MARX, FREUD E ERICA FONTES

Dois profetas dos tempos modernos, Marx e Freud, deixaram rasto não apenas no campo económico e clínico, mas também na área da literatura. Marxismo e freudismo apoderaram-se de tal modo da ficção que, por anos e anos, custou descobrir um romance em que as personagens não fossem vítimas da exploração económica ou da opressão da libido. Em certos volumes, acumulavam. O prosador sabia que, para obter a aprovação geral, preciso era apresentar a protagonista sob as garras do patrão explorador ou debaixo de um marmanjo lascivo.
Como o tema neo-realista passou um tanto de moda, perdurou o sexo. O problema é que não é fácil escrever sobre sexo. Por via de regra, a
s descrições são foleiras. Os brasileiros superam-nos de largo. Não encontro na literatura lusa a obscenidade estilística de um João Ubaldo Ribeiro ou a sensualidade matizada de um Rubem Fonseca. Por cá, abunda um registo de exageros e lugares-comuns. Os homens têm sempre "erecções gigantescas", "erecções colossais", por vezes ao primeiro olhar, e as mulheres, todos os dias "insinuantes" e "insaciáveis",  atingem "orgasmos sucessivos" e "violentos".

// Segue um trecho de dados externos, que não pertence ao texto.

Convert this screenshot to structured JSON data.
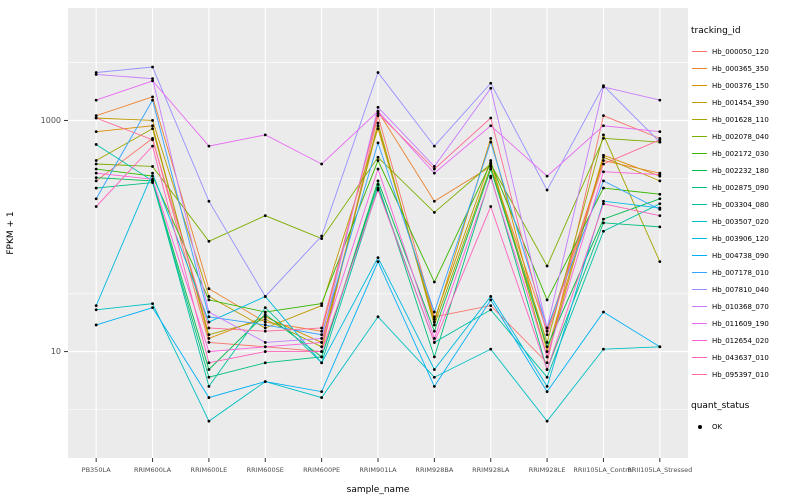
{
  "styles": {
    "panel_bg": "#EBEBEB",
    "grid": "#FFFFFF",
    "point": "#000000",
    "tick_text": "#4D4D4D"
  },
  "chart_data": {
    "type": "line",
    "title": "",
    "xlabel": "sample_name",
    "ylabel": "FPKM + 1",
    "y_scale": "log10",
    "ylim": [
      1.2,
      9400
    ],
    "y_ticks": [
      10,
      1000
    ],
    "y_minor_ticks": [
      3.162,
      31.62,
      316.2,
      3162
    ],
    "grid": "on",
    "legend_position": "right",
    "legend_titles": {
      "series": "tracking_id",
      "quant": "quant_status"
    },
    "quant_status_items": [
      {
        "label": "OK"
      }
    ],
    "x_categories": [
      "PB350LA",
      "RRIM600LA",
      "RRIM600LE",
      "RRIM600SE",
      "RRIM600PE",
      "RRIM901LA",
      "RRIM928BA",
      "RRIM928LA",
      "RRIM928LE",
      "RRII105LA_Control",
      "RRII105LA_Stressed"
    ],
    "series": [
      {
        "name": "Hb_000050_120",
        "color": "#F8766D",
        "values": [
          300,
          700,
          12,
          11,
          10,
          1100,
          20,
          25,
          8,
          1100,
          700
        ]
      },
      {
        "name": "Hb_000365_350",
        "color": "#EA8331",
        "values": [
          1100,
          1600,
          35,
          18,
          15,
          1200,
          200,
          400,
          15,
          450,
          350
        ]
      },
      {
        "name": "Hb_000376_150",
        "color": "#D89000",
        "values": [
          800,
          900,
          13,
          20,
          12,
          900,
          18,
          700,
          10,
          500,
          330
        ]
      },
      {
        "name": "Hb_001454_390",
        "color": "#C09B00",
        "values": [
          1050,
          1000,
          30,
          16,
          25,
          850,
          19,
          450,
          9,
          480,
          300
        ]
      },
      {
        "name": "Hb_001628_110",
        "color": "#A3A500",
        "values": [
          450,
          850,
          14,
          19,
          11,
          950,
          17,
          400,
          12,
          750,
          60
        ]
      },
      {
        "name": "Hb_002078_040",
        "color": "#7CAE00",
        "values": [
          420,
          400,
          90,
          150,
          95,
          480,
          160,
          420,
          55,
          700,
          650
        ]
      },
      {
        "name": "Hb_002172_030",
        "color": "#39B600",
        "values": [
          380,
          330,
          28,
          22,
          26,
          450,
          40,
          430,
          28,
          260,
          230
        ]
      },
      {
        "name": "Hb_002232_180",
        "color": "#00BB4E",
        "values": [
          320,
          300,
          7,
          21,
          9,
          300,
          15,
          380,
          11,
          140,
          210
        ]
      },
      {
        "name": "Hb_002875_090",
        "color": "#00BF7D",
        "values": [
          260,
          290,
          6,
          8,
          9,
          280,
          9,
          330,
          7,
          130,
          120
        ]
      },
      {
        "name": "Hb_003304_080",
        "color": "#00C1A3",
        "values": [
          620,
          300,
          5,
          24,
          8,
          260,
          12,
          23,
          6,
          110,
          190
        ]
      },
      {
        "name": "Hb_003507_020",
        "color": "#00BFC4",
        "values": [
          23,
          26,
          2.5,
          5.5,
          4,
          20,
          6,
          10.5,
          2.5,
          10.5,
          11
        ]
      },
      {
        "name": "Hb_003906_120",
        "color": "#00BAE0",
        "values": [
          25,
          350,
          18,
          30,
          8,
          65,
          7,
          30,
          5,
          200,
          175
        ]
      },
      {
        "name": "Hb_004738_090",
        "color": "#00B0F6",
        "values": [
          17,
          24,
          4,
          5.5,
          4.5,
          60,
          5,
          28,
          4.5,
          22,
          11
        ]
      },
      {
        "name": "Hb_007178_010",
        "color": "#35A2FF",
        "values": [
          210,
          1500,
          20,
          17,
          14,
          640,
          22,
          650,
          16,
          300,
          170
        ]
      },
      {
        "name": "Hb_007810_040",
        "color": "#9590FF",
        "values": [
          2600,
          2900,
          200,
          30,
          100,
          2600,
          600,
          2100,
          250,
          2000,
          650
        ]
      },
      {
        "name": "Hb_010368_070",
        "color": "#C77CFF",
        "values": [
          2500,
          2300,
          22,
          12,
          13,
          1300,
          400,
          1900,
          16,
          1950,
          1500
        ]
      },
      {
        "name": "Hb_011609_190",
        "color": "#E76BF3",
        "values": [
          1500,
          2200,
          600,
          750,
          420,
          1200,
          350,
          900,
          330,
          900,
          800
        ]
      },
      {
        "name": "Hb_012654_020",
        "color": "#FA62DB",
        "values": [
          350,
          310,
          10,
          11,
          12,
          380,
          13,
          320,
          9,
          360,
          340
        ]
      },
      {
        "name": "Hb_043637_010",
        "color": "#FF62BC",
        "values": [
          180,
          600,
          8,
          10,
          10,
          250,
          12,
          180,
          7,
          190,
          150
        ]
      },
      {
        "name": "Hb_095397_010",
        "color": "#FF6A98",
        "values": [
          1050,
          680,
          16,
          15,
          16,
          1150,
          380,
          1050,
          14,
          420,
          680
        ]
      }
    ]
  }
}
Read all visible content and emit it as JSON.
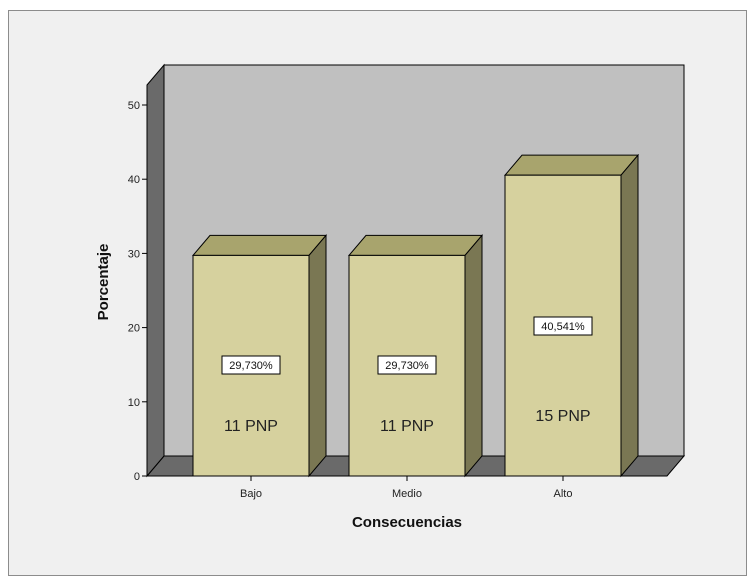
{
  "chart_data": {
    "type": "bar",
    "categories": [
      "Bajo",
      "Medio",
      "Alto"
    ],
    "values": [
      29.73,
      29.73,
      40.541
    ],
    "value_labels": [
      "29,730%",
      "29,730%",
      "40,541%"
    ],
    "count_labels": [
      "11 PNP",
      "11 PNP",
      "15 PNP"
    ],
    "xlabel": "Consecuencias",
    "ylabel": "Porcentaje",
    "ylim": [
      0,
      50
    ],
    "yticks": [
      "0",
      "10",
      "20",
      "30",
      "40",
      "50"
    ],
    "grid": false,
    "style": "3d",
    "colors": {
      "bar_front": "#d6d19e",
      "bar_top": "#a8a46d",
      "bar_side": "#7a7753",
      "back_wall": "#c0c0c0",
      "side_wall": "#6a6a6a",
      "floor": "#6a6a6a",
      "frame_bg": "#f0f0f0"
    }
  }
}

Por isso mergulhei com esperança na autobiografia de Erica Fontes, a nossa pornstar emigrada em Los Angeles. Não esperava dela, ou de quem escreveu o livro, um estilo elegante e primoroso, mas pelo menos algum realismo fisiológico e de costumes. Uma desilusão. Descobri logo, ao fim das primeiras páginas, que a miúda está é apaixonada pelo namorado. Há por ali passos melosos e quase poéticos da sua relação com o rapaz. Ora, para essas melopeias da paixão já 
tínhamos a Maria Teresa Horta. De uma actriz pornográfica, galardoada com um prémio XBIZ, que é uma espécie de óscar do género, esperava mais. A sério que esperava.